As you are driven up the Rock the Gibraltar Rock Tours take you to the highest point on which O’Hara’s Battery is located. This commanding military location gave the British that conquered the Rock in 1704 a unique vantage point over the entrance to Mediterranean.
It was named after former governor General Charles O’Hara, who believed that an original tower would be able to spy on the Spanish fort of Cadiz. Of course this was achieved as it was nearly 200km away which led to it being called O’Hara’s Folly. Historical reports suggest O’Hara was an eccentric man who had a number of mistresses and a number of children with them, leading him to be called the Old Cock on the Rock! Interestingly, he was finally replaced by Prince Edward, who would go on to father Queen Victoria.

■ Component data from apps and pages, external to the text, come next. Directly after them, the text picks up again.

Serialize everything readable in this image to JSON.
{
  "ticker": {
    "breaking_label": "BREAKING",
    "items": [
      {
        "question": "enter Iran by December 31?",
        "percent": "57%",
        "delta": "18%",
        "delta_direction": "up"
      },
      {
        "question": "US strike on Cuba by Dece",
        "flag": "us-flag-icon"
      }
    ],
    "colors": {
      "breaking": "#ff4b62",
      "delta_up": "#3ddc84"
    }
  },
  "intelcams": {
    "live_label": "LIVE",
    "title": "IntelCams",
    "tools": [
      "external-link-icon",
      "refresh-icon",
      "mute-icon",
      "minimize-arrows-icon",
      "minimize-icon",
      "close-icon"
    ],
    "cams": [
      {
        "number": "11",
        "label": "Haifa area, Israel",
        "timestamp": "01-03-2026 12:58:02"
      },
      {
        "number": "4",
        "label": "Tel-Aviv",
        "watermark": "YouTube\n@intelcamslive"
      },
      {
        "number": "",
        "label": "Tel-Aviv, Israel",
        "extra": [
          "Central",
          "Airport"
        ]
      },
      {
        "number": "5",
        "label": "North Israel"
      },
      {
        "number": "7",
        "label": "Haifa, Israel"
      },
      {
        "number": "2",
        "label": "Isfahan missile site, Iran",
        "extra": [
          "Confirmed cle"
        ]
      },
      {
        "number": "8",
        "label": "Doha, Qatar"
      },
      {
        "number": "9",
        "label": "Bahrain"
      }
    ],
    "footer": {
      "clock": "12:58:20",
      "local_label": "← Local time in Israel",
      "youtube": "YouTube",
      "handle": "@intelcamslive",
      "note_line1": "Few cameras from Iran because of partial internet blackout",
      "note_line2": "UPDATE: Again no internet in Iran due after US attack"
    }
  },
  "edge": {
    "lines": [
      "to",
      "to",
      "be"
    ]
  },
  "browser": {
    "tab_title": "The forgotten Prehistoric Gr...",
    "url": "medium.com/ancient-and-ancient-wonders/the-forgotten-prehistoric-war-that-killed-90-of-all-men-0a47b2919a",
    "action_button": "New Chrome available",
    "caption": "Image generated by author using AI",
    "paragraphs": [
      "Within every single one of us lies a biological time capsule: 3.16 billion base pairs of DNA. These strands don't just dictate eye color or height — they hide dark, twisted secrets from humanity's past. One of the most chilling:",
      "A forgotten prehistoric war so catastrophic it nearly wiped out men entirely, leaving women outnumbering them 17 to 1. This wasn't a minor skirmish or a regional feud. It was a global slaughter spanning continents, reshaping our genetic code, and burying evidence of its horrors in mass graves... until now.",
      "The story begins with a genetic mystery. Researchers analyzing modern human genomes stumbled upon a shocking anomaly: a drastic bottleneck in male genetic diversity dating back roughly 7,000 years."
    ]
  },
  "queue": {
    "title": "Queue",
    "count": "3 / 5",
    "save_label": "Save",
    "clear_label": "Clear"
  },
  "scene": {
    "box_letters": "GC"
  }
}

Nearly a century later O’Hara’s Battery was built on the same site. At first it was equipped with a 6-inch gun before a 9.2 inch Mark X BL gun was installed there in 1901. With a range of 16 miles it could have reached Africa if needed, as this was only 14 miles away. Used throughout both World Wars, it was fired for the last time in 1976. It was finally preserved for tourism as a reminder of when Gibraltar was a key military outpost during the British empire.
O’Hara’s Battery was refurbished in 2009 by local soldiers, leading to the area being fully opened for the public in May 2010. Further work by the 10 Signal Regiment in September 2012 led to it being even more presentable. The 9.2 inch gun, magazine, engine room and second gun barrel are all now listed with the Gibraltar Heritage Trust for their protection and maintenance.
The control room, engine room and observation post can now be seen by visitors who will be able to experience this formidable piece of military machinery that was used for nearly a century. The ample detail of the restoration process make it one of the best things to do in Gibraltar during a visit, especially for those interested in the way the Rock was defended.
Breathtaking views of the Mediterranean and the Atlantic make this a wonderful location from which to sample both history and scenery. From there it is also easy to see migrating birds of all shapes and sizes as they criss-cross the Straits of Gibraltar.